I'm tried to solve numerically the following PDE (forget that an exact solution is known):
\begin{array}{l l} \partial_t \rho - \varepsilon^2 \Delta \rho &= 0 &\text{ on } (0, 1) \times (0,1) \\ \rho(0,x)&=\rho_0(x),&\;\forall x\in [0,1]\\ \partial_x\rho(0,t)&=\partial_x\rho(1,t)=0,&\;\forall t \in [0,1] \end{array}
If $\rho$ is a solution, then it's mass is preserved, meaning $\int \rho(t,x)dx=\int \rho_0(x)dx = \text{const}$.
To solve it I implemented the Crank-Nicolson method for the temporal derivative and central finite differences for the spatial derivative \begin{equation} \frac{\rho^{n+1}_i - \rho^n_i}{\Delta t} = \frac{\varepsilon^2}{2 (\Delta x)^2} \left[ \left( \rho^{n+1}_{i-1} -2\rho^{n+1}_i +\rho^{n+1}_{i+1} \right) + \left( \rho^{n}_{i-1} -2\rho^{n}_i +\rho^{n}_{i+1} \right) \right] \end{equation}
Here $\rho(t_n,x_i)=\rho_i^n$. Which in matrix form is:
\begin{equation} \left( \begin{array}{c} 1 & -1& 0&\cdots&\cdots&\cdots&0\\ -\alpha & 1+2\alpha & -\alpha & \cdots&\cdots&\cdots &0\\ 0 &-\alpha & 1+2\alpha & -\alpha & \cdots &\cdots&0\\ \ddots&\ddots&\ddots&\ddots&\ddots&\ddots&\ddots\\ 0 &\cdots&\cdots&\cdots&-\alpha & 1+2\alpha & -\alpha \\ 0 &\cdots&\cdots&\cdots&\cdots& -1& 1\\ \end{array} \right) \left( \begin{array}{c} \rho_{0}^{n+1}\\ \vdots\\ \rho_{i}^{n+1}\\ \rho_{i+1}^{n+1}\\ \vdots\\ \rho_{M}^{n+1}\\ \end{array} \right) = \left( \begin{array}{c} 0 & 0& 0&\cdots&\cdots&\cdots&0\\ \alpha & 1-2\alpha & \alpha & \cdots&\cdots&\cdots &0\\ 0 &\alpha & 1-2\alpha & \alpha & \cdots &\cdots&0\\ \ddots&\ddots&\ddots&\ddots&\ddots&\ddots&\ddots\\ 0 &\cdots&\cdots&\cdots&\alpha & 1-2\alpha & \alpha \\ 0 &\cdots&\cdots&\cdots&\cdots& 0& 0\\ \end{array} \right) \left( \begin{array}{c} \rho_{0}^{n}\\ \vdots\\ \rho_{i}^{n}\\ \rho_{i+1}^{n}\\ \vdots\\ \rho_{M}^{n}\\ \end{array} \right) \end{equation}
When I use this method, I get a solution that doesn't preserve mass. However, this numerical scheme should preserve it. That is, it should we true that $ m^n=\sum_i\rho_i^n $ doesn't depend on n.
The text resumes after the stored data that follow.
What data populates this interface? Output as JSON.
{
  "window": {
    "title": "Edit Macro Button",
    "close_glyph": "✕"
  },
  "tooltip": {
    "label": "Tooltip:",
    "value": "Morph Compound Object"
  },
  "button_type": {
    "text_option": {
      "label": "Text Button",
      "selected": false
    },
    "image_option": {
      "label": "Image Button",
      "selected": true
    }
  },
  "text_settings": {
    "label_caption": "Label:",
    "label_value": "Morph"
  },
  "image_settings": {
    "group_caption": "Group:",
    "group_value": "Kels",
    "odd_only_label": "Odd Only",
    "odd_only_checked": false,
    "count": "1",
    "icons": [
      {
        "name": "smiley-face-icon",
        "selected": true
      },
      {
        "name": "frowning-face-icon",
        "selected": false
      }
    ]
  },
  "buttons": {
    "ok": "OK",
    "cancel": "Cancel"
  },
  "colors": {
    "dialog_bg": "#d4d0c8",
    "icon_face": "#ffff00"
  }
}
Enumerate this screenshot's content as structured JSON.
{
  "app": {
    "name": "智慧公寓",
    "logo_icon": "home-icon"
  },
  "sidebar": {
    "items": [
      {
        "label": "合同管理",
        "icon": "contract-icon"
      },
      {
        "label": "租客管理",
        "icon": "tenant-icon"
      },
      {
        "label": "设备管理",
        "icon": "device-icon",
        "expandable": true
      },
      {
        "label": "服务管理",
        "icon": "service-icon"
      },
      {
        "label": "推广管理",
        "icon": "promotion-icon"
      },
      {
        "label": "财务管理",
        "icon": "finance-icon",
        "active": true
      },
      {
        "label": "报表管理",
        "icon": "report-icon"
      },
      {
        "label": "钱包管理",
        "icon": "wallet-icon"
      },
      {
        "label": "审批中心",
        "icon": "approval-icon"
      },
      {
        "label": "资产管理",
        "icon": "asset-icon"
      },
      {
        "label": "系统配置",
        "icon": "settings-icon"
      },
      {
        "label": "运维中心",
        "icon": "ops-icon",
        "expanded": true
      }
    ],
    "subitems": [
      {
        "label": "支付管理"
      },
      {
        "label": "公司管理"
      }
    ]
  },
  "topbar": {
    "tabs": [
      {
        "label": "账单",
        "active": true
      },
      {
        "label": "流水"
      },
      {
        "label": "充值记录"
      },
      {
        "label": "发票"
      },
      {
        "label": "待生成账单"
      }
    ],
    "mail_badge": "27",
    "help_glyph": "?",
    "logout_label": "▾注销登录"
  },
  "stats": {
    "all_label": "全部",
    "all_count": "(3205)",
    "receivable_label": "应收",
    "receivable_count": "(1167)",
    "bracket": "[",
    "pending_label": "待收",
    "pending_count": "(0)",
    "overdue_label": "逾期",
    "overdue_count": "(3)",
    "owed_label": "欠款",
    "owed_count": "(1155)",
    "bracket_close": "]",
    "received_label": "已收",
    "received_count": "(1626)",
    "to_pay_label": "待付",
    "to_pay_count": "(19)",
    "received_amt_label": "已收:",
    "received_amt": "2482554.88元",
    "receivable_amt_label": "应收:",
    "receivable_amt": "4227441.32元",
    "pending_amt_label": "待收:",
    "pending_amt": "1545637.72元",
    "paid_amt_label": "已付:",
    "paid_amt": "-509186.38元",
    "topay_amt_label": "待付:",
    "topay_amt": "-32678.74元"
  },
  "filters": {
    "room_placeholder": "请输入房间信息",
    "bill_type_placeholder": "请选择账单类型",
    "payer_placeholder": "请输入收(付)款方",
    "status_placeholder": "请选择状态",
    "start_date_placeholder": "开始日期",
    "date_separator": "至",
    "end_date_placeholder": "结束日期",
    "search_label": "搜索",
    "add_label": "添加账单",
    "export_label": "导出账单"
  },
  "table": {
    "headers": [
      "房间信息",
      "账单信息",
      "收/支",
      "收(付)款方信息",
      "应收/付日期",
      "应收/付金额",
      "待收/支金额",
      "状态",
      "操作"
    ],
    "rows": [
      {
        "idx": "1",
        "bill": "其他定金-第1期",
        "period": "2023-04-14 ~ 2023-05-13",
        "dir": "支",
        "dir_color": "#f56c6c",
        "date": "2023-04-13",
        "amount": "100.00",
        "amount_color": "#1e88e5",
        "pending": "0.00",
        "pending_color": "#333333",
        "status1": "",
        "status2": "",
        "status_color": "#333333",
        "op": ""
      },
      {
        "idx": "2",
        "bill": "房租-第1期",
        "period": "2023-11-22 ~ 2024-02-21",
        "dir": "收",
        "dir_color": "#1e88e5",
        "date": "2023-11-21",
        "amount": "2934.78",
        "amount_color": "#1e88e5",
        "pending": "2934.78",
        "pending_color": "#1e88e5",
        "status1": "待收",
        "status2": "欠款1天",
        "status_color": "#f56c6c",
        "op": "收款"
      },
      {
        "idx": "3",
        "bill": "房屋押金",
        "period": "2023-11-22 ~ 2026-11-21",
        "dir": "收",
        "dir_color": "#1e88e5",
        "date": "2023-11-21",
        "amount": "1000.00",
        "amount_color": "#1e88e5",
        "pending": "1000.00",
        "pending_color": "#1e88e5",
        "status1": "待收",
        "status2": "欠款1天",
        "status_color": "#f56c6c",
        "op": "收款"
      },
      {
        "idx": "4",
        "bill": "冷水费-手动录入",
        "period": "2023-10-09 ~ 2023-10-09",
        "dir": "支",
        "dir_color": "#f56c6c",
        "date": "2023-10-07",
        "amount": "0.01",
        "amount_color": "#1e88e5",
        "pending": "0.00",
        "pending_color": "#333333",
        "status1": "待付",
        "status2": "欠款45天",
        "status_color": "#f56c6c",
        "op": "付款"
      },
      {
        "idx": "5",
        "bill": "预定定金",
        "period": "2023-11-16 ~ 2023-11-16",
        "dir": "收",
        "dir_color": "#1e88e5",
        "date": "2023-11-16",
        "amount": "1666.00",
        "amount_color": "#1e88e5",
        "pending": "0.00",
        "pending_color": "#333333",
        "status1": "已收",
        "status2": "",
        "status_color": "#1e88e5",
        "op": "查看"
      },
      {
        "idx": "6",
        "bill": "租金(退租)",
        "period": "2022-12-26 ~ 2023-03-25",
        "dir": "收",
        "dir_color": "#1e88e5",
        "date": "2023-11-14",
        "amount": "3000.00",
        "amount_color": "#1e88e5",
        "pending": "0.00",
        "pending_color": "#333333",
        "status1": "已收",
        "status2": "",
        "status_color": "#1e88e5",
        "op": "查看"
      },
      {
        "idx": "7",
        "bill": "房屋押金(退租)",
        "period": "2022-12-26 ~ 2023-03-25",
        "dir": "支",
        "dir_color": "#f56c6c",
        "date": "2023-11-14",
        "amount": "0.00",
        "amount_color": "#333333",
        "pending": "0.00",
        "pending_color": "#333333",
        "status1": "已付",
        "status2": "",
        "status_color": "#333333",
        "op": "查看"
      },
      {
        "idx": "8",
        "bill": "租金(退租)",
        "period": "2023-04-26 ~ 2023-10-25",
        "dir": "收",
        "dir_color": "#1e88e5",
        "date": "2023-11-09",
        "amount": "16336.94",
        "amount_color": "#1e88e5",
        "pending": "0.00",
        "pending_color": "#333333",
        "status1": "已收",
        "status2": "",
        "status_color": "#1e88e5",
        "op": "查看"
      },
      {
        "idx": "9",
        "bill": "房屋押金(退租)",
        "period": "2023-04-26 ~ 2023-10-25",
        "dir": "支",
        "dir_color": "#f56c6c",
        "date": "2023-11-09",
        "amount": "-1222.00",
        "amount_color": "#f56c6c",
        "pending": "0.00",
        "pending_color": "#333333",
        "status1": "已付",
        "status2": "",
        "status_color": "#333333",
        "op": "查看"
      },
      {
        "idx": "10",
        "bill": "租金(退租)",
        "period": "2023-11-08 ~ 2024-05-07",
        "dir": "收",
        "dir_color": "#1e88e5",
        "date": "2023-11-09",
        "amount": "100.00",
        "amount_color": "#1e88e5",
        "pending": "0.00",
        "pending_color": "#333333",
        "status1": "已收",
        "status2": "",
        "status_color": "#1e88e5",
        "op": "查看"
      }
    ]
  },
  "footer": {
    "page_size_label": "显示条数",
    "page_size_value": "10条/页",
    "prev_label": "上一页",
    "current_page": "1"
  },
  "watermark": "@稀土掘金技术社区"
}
Anyone know what am I doing wrong? Maybe I didn't do the modeling properly?
Edit: For mass to be preserved, we need that when we add theirs rows we get the vector $(1,\ldots,1)$, this is because $$ m(Ax)=m((<R_1,x>,\ldots,<R_n,x>))=\\ <\sum_i R_i,x> $$ Where $R_i$ are the rows of $A$.